For most of the web’s history, your website had one audience: the human buyer. That’s no longer true. Today your site is read by three audiences at once — buyers, search engines, and the AI assistants that increasingly summarise, compare, and recommend products before a human ever clicks through.

That third audience changes the rules. And most startups are failing the new test without knowing it.

Why generic positioning is now actively harmful

Feature-led language has always been weak — “AI-powered platform that automates your workflow” tells a buyer nothing about whether it’s for them. But it used to be merely ineffective. Now it’s invisible.

When an AI system is asked “what’s the best tool for [specific job]?”, it synthesises an answer from what it can understand about the options. If your site never states plainly what category you’re in, who you serve, and why you’d win, the AI can’t represent you — so it recommends the competitors who were explicit. You don’t lose because you’re worse. You lose because you’re illegible.

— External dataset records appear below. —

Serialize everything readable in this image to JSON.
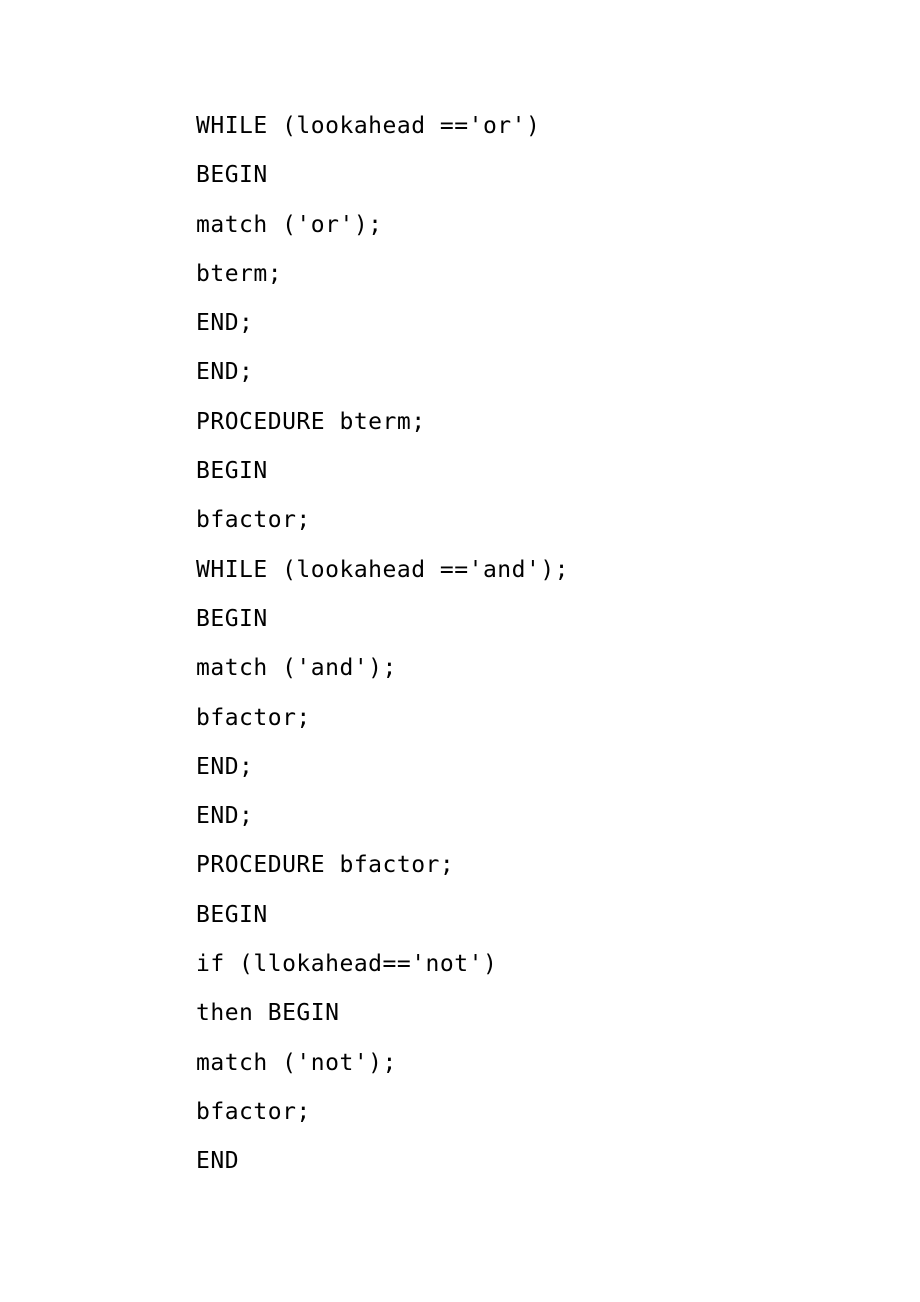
{
  "lines": [
    "WHILE (lookahead =='or')",
    "BEGIN",
    "match ('or');",
    "bterm;",
    "END;",
    "END;",
    "PROCEDURE bterm;",
    "BEGIN",
    "bfactor;",
    "WHILE (lookahead =='and');",
    "BEGIN",
    "match ('and');",
    "bfactor;",
    "END;",
    "END;",
    "PROCEDURE bfactor;",
    "BEGIN",
    "if (llokahead=='not')",
    "then BEGIN",
    "match ('not');",
    "bfactor;",
    "END"
  ]
}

The same vagueness that makes a human scroll past makes a machine skip you. The penalty for genericness just got much bigger.

What “legible to AI” actually requires

Being discoverable to AI isn’t a trick. It’s clarity, made explicit, on pages that exist for the purpose:

  • Category clarity. State the category you compete in, in plain words. Don’t make a reader (or a model) infer it from features.
  • Use-case pages. Specific jobs, for specific buyers, in the language they use. “X for [role] doing [task]” beats “flexible platform for teams.”
  • Comparison pages. How you differ from named alternatives, honestly. AI systems lean heavily on comparative content when answering “X vs Y.”
  • Proof pages. Specific, citable claims — numbers, named customers, verifiable outcomes — not adjectives. Make claims a model can actually quote.

The throughline: replace things a reader has to interpret with things stated explicitly. Humans appreciate it. Machines require it.

Your website is a training layer

Think of your site less as a brochure and more as a training layer — the dataset that teaches buyers, search engines, and AI what you are and where you fit.

If that dataset is vague, every downstream representation of you is vague: the buyer’s mental model, the search snippet, the AI’s recommendation. If it’s sharp, all three sharpen. This is why AI discoverability is one of the six dimensions of the Learning Latency Score — it’s a measure of how well the market (human and machine) can learn what you do.

Where AI discoverability fits in the loop

AI discoverability isn’t a separate channel; it’s an output of the Growth Signal Loop. The category language, the use cases, the comparisons, the proof — these all come from signal you’ve captured and insight you’ve extracted about real buyers. Sharpen your positioning and your AI discoverability improves as a by-product, because you’re finally stating clearly what you spent the loop learning.

The reverse is also true: teams stuck in Random Acts of Growth tend to be illegible to AI, because they never did the underlying work of getting specific about category, buyer, and proof.

The takeaway

The bar for clarity just rose. It’s no longer enough to be understandable to a patient human reading carefully — you have to be understandable to a machine summarising in milliseconds.

That’s not a constraint; it’s an advantage for whoever does it first. In most categories, very few competitors have made themselves genuinely legible to AI.